La gouvernance mondiale constitue un autre domaine dans lequel les politiques de l’administration Trump produiront des effets à long terme. Certes, les institutions et les cadres multilatéraux nécessitaient une refonte bien avant l’arrivée de Trump sur la scène politique. En revanche, là où Trump serait ravi de les supprimer intégralement au profit d’accords bilatéraux, les dirigeants des autres économies développées, comme la quasi-totalité des économies émergentes, demeurent attachés à une version pratique et adaptative de l’engagement multilatéral, du moins en principe.

Par conséquent, les efforts se poursuivront en direction d’un nouveau multilatéralisme plus complexe – tenant compte de la durabilité, du commerce numérique et de celui des services, ainsi que de l’intersection entre la politique économique et la sécurité nationale – avec dorénavant une bien moindre contribution des États-Unis. Ce sont davantage l’UE et les grandes économies émergentes, en premier lieu desquelles la Chine, qui prendront les devants.
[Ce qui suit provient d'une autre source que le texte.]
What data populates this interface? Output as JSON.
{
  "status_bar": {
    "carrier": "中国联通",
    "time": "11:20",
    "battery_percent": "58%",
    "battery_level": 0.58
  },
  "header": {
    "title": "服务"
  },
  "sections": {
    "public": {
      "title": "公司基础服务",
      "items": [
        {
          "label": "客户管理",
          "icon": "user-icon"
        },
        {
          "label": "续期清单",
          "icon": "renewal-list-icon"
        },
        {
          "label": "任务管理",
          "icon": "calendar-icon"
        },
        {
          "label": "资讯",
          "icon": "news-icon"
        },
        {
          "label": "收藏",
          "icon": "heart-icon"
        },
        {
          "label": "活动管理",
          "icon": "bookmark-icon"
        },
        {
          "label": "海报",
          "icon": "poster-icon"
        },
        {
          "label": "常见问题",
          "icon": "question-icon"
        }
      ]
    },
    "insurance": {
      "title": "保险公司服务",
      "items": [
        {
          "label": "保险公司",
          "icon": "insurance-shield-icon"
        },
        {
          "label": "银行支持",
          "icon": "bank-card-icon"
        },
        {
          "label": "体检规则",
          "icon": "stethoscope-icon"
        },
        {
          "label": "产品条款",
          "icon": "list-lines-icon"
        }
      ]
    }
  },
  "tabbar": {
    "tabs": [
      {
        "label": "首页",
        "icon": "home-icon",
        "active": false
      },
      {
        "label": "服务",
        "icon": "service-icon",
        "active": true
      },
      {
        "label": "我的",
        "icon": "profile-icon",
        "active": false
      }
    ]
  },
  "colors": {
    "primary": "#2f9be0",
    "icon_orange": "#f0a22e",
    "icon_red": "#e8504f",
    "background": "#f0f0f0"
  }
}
Compte tenu de la dépendance des économies asiatiques au commerce avec la Chine, cet appui commun au nouveau multilatéralisme sera crucial pour éviter que le système commercial mondial ne se fragmente en blocs essentiellement régionaux.

Le rôle prépondérant des États-Unis dans les accords de sécurité en Asie compliquera ce processus, mais il n’empêchera pas le système multilatéral d’évoluer, ni l’influence américaine de décliner – et cela durablement, même si les États-Unis décident par la suite de rentrer dans le rang.

L’administration Trump semant la confusion et l’incertitude, il est compréhensible que les perturbations à court terme attirent particulièrement l’attention. Or, ces sont les effets à long terme de certaines des politiques de l’administration Trump qui se révéleront les plus significatifs, de plus grande envergure – et probablement réversibles seulement partiellement.